Among the experiments on the shuttle will be seven devoted to a space motion sickness, a field that Professor Young has been exploring for many years. He is excited at his new role in learning more about the tricks weightlessness plays on the body's balance-regulating vestibular system.
When NASA selected him, Professor Young took a leave from his MIT post (he is a faculty member in the Department of Aeronautics and Astronautics and director of the Man-Vehicle Laboratory in the Center for Space Research) and threw himself into the rigorous training program in Houston. The others selected were Jay Buckey, a medical doctor and professor at the University of Texas' Southwestern Medical Center in Dallas and Martin J. Fettman, a doctor of veterinary medicine and a professor at Colorado State University.
Professor Young, 56 when the training began, was 20 years older than Drs. Fettman and Buckey and the oldest person ever to begin training for space flight.
"To my relief," he informed MIT Tech Talk recently, "age has not been a detriment, and in may ways has given me a little perspective to deal with the emotional roller coaster of changes in assignments and threats of mission cancellation. The physical demands require fitness, but not super athletic ability, although the milieu in the astronaut corps is one of eternal youth and vigor, and the `right stuff' extends to all of us in some way or other.

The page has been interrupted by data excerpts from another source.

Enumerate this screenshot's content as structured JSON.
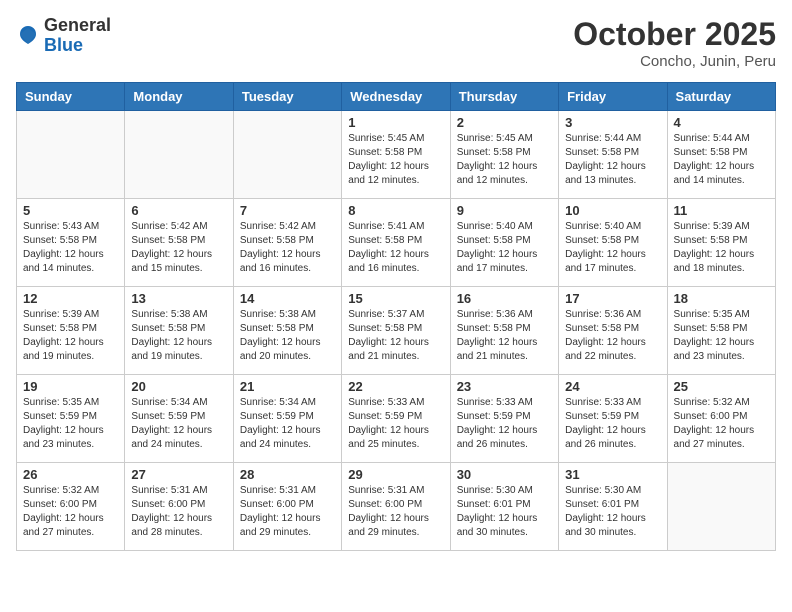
{
  "header": {
    "logo_general": "General",
    "logo_blue": "Blue",
    "title": "October 2025",
    "subtitle": "Concho, Junin, Peru"
  },
  "calendar": {
    "days_of_week": [
      "Sunday",
      "Monday",
      "Tuesday",
      "Wednesday",
      "Thursday",
      "Friday",
      "Saturday"
    ],
    "weeks": [
      [
        {
          "day": "",
          "info": ""
        },
        {
          "day": "",
          "info": ""
        },
        {
          "day": "",
          "info": ""
        },
        {
          "day": "1",
          "info": "Sunrise: 5:45 AM\nSunset: 5:58 PM\nDaylight: 12 hours\nand 12 minutes."
        },
        {
          "day": "2",
          "info": "Sunrise: 5:45 AM\nSunset: 5:58 PM\nDaylight: 12 hours\nand 12 minutes."
        },
        {
          "day": "3",
          "info": "Sunrise: 5:44 AM\nSunset: 5:58 PM\nDaylight: 12 hours\nand 13 minutes."
        },
        {
          "day": "4",
          "info": "Sunrise: 5:44 AM\nSunset: 5:58 PM\nDaylight: 12 hours\nand 14 minutes."
        }
      ],
      [
        {
          "day": "5",
          "info": "Sunrise: 5:43 AM\nSunset: 5:58 PM\nDaylight: 12 hours\nand 14 minutes."
        },
        {
          "day": "6",
          "info": "Sunrise: 5:42 AM\nSunset: 5:58 PM\nDaylight: 12 hours\nand 15 minutes."
        },
        {
          "day": "7",
          "info": "Sunrise: 5:42 AM\nSunset: 5:58 PM\nDaylight: 12 hours\nand 16 minutes."
        },
        {
          "day": "8",
          "info": "Sunrise: 5:41 AM\nSunset: 5:58 PM\nDaylight: 12 hours\nand 16 minutes."
        },
        {
          "day": "9",
          "info": "Sunrise: 5:40 AM\nSunset: 5:58 PM\nDaylight: 12 hours\nand 17 minutes."
        },
        {
          "day": "10",
          "info": "Sunrise: 5:40 AM\nSunset: 5:58 PM\nDaylight: 12 hours\nand 17 minutes."
        },
        {
          "day": "11",
          "info": "Sunrise: 5:39 AM\nSunset: 5:58 PM\nDaylight: 12 hours\nand 18 minutes."
        }
      ],
      [
        {
          "day": "12",
          "info": "Sunrise: 5:39 AM\nSunset: 5:58 PM\nDaylight: 12 hours\nand 19 minutes."
        },
        {
          "day": "13",
          "info": "Sunrise: 5:38 AM\nSunset: 5:58 PM\nDaylight: 12 hours\nand 19 minutes."
        },
        {
          "day": "14",
          "info": "Sunrise: 5:38 AM\nSunset: 5:58 PM\nDaylight: 12 hours\nand 20 minutes."
        },
        {
          "day": "15",
          "info": "Sunrise: 5:37 AM\nSunset: 5:58 PM\nDaylight: 12 hours\nand 21 minutes."
        },
        {
          "day": "16",
          "info": "Sunrise: 5:36 AM\nSunset: 5:58 PM\nDaylight: 12 hours\nand 21 minutes."
        },
        {
          "day": "17",
          "info": "Sunrise: 5:36 AM\nSunset: 5:58 PM\nDaylight: 12 hours\nand 22 minutes."
        },
        {
          "day": "18",
          "info": "Sunrise: 5:35 AM\nSunset: 5:58 PM\nDaylight: 12 hours\nand 23 minutes."
        }
      ],
      [
        {
          "day": "19",
          "info": "Sunrise: 5:35 AM\nSunset: 5:59 PM\nDaylight: 12 hours\nand 23 minutes."
        },
        {
          "day": "20",
          "info": "Sunrise: 5:34 AM\nSunset: 5:59 PM\nDaylight: 12 hours\nand 24 minutes."
        },
        {
          "day": "21",
          "info": "Sunrise: 5:34 AM\nSunset: 5:59 PM\nDaylight: 12 hours\nand 24 minutes."
        },
        {
          "day": "22",
          "info": "Sunrise: 5:33 AM\nSunset: 5:59 PM\nDaylight: 12 hours\nand 25 minutes."
        },
        {
          "day": "23",
          "info": "Sunrise: 5:33 AM\nSunset: 5:59 PM\nDaylight: 12 hours\nand 26 minutes."
        },
        {
          "day": "24",
          "info": "Sunrise: 5:33 AM\nSunset: 5:59 PM\nDaylight: 12 hours\nand 26 minutes."
        },
        {
          "day": "25",
          "info": "Sunrise: 5:32 AM\nSunset: 6:00 PM\nDaylight: 12 hours\nand 27 minutes."
        }
      ],
      [
        {
          "day": "26",
          "info": "Sunrise: 5:32 AM\nSunset: 6:00 PM\nDaylight: 12 hours\nand 27 minutes."
        },
        {
          "day": "27",
          "info": "Sunrise: 5:31 AM\nSunset: 6:00 PM\nDaylight: 12 hours\nand 28 minutes."
        },
        {
          "day": "28",
          "info": "Sunrise: 5:31 AM\nSunset: 6:00 PM\nDaylight: 12 hours\nand 29 minutes."
        },
        {
          "day": "29",
          "info": "Sunrise: 5:31 AM\nSunset: 6:00 PM\nDaylight: 12 hours\nand 29 minutes."
        },
        {
          "day": "30",
          "info": "Sunrise: 5:30 AM\nSunset: 6:01 PM\nDaylight: 12 hours\nand 30 minutes."
        },
        {
          "day": "31",
          "info": "Sunrise: 5:30 AM\nSunset: 6:01 PM\nDaylight: 12 hours\nand 30 minutes."
        },
        {
          "day": "",
          "info": ""
        }
      ]
    ]
  }
}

"For a few of the tasks, like bailing out into Pensacola Bay for water survival training, riding the launch acceleration profile on the centrifuge, or rapelling down the side of the orbiter for emergency egress after landing, I felt like Indiana Jones on leave from MIT. Most of the time, fitness was more relevant to stamina and fatigue, as the sheer number of procedures to master filled each day and week."

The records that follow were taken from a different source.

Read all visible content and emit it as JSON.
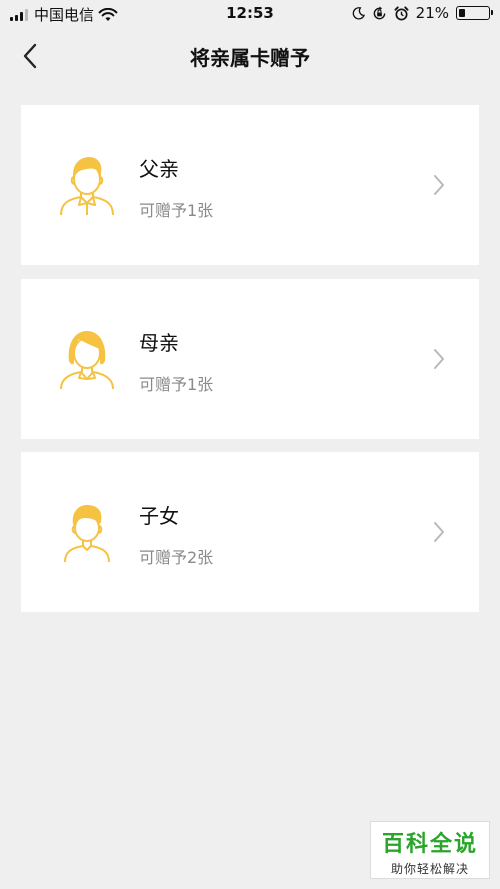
{
  "status_bar": {
    "carrier": "中国电信",
    "time": "12:53",
    "battery_percent": "21%",
    "battery_level": 0.21,
    "icons": [
      "signal-icon",
      "wifi-icon",
      "moon-icon",
      "rotation-lock-icon",
      "alarm-icon",
      "battery-icon"
    ]
  },
  "nav": {
    "title": "将亲属卡赠予",
    "back_icon": "chevron-left-icon"
  },
  "cards": [
    {
      "name": "父亲",
      "sub": "可赠予1张",
      "avatar": "father-avatar-icon"
    },
    {
      "name": "母亲",
      "sub": "可赠予1张",
      "avatar": "mother-avatar-icon"
    },
    {
      "name": "子女",
      "sub": "可赠予2张",
      "avatar": "child-avatar-icon"
    }
  ],
  "watermark": {
    "title": "百科全说",
    "subtitle": "助你轻松解决"
  },
  "colors": {
    "background": "#efefef",
    "card": "#ffffff",
    "avatar": "#f5c242",
    "sub_text": "#8a8a8a",
    "chevron": "#b8b8b8",
    "watermark_green": "#2aa52a"
  }
}
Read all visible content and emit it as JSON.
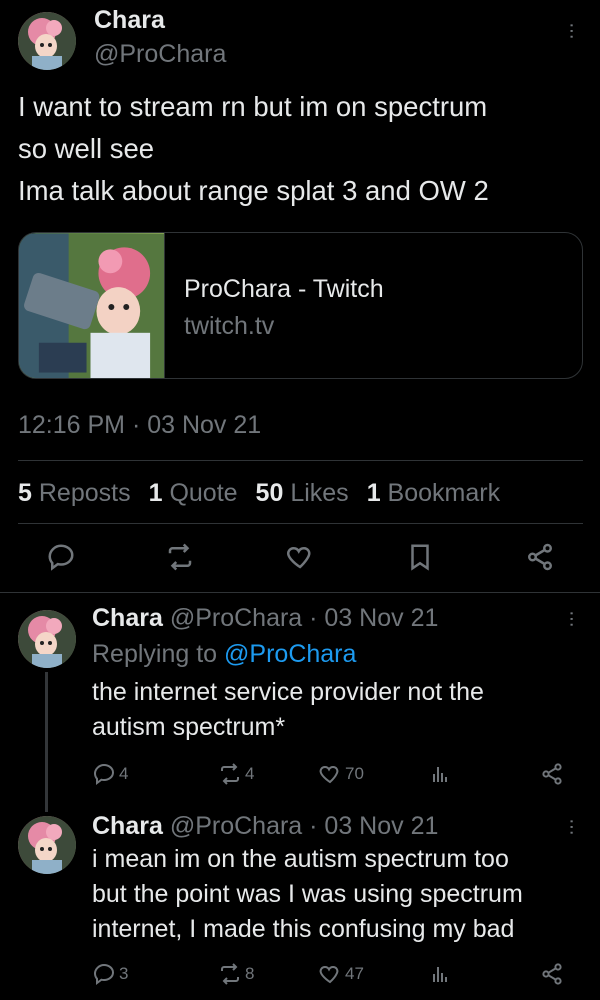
{
  "main_tweet": {
    "author_name": "Chara",
    "author_handle": "@ProChara",
    "text_lines": [
      "I want to stream rn but im on spectrum",
      "so well see",
      "Ima talk about range splat 3 and OW 2"
    ],
    "link_card": {
      "title": "ProChara - Twitch",
      "domain": "twitch.tv"
    },
    "timestamp": "12:16 PM · 03 Nov 21",
    "stats": {
      "reposts_count": "5",
      "reposts_label": "Reposts",
      "quotes_count": "1",
      "quotes_label": "Quote",
      "likes_count": "50",
      "likes_label": "Likes",
      "bookmarks_count": "1",
      "bookmarks_label": "Bookmark"
    },
    "icons": [
      "reply-icon",
      "repost-icon",
      "like-icon",
      "bookmark-icon",
      "share-icon"
    ]
  },
  "replies": [
    {
      "name": "Chara",
      "meta": "@ProChara · 03 Nov 21",
      "replying_to_label": "Replying to",
      "replying_to_handle": "@ProChara",
      "text_lines": [
        "the internet service provider not the",
        "autism spectrum*"
      ],
      "replies": "4",
      "reposts": "4",
      "likes": "70"
    },
    {
      "name": "Chara",
      "meta": "@ProChara · 03 Nov 21",
      "text_lines": [
        "i mean im on the autism spectrum too",
        "but the point was I was using spectrum",
        "internet, I made this confusing my bad"
      ],
      "replies": "3",
      "reposts": "8",
      "likes": "47"
    }
  ],
  "colors": {
    "background": "#000000",
    "text": "#e7e9ea",
    "muted": "#71767b",
    "link": "#1d9bf0",
    "border": "#2f3336"
  }
}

Professor Young learned a number of new skills quite distant from his normal lab experience. Among these were dissection and catheter insertion echocardiography. "I was pleased that this old dog could learn new tricks," he said.
After a year of training, Professor Young's roommate, Dr. Fettman, was selected as the prime payload specialist, and the others continued training as backups.
"Of course, I was disappointed to be a backup, but the vet is the best of us at the difficult animal work, and good enough to handle the other experiments as well. I feel privileged to have been selected for the training, and pleased that I was able to carry my MIT skills to NASA and bring the operational reality of a real mission back to the lab and classroom.
"As for not flying, I feel a bit like a backup quarterback for a National Football League team, having worked hard to learn the plays and stay in shape, played in practice, and enjoyed the travel and the excitement of a momentous adventure. Like that backup, my part now will be to help assure success by using my experience and voice through a head set during the game."
Professor Young, an MIT alumnus, has been working in space research since 1958 when he joined the research staff working on inertial guidance systems at the MIT Instrumentation Laboratory, headed by space pioneer Charles Stark Draper. He also began exploring man-machine interaction at the Research Laboratory of Electronics.
In 1962 he joined the Aero/Astro faculty. He has been director of the Man-Vehicle Laboratory for more than 25 years. The lab does research on the vestibular, manual and visual systems and how those systems react in weightlessness.
A version of this article appeared in the October 6, 1993 issue of MIT Tech Talk (Volume 38, Number 9).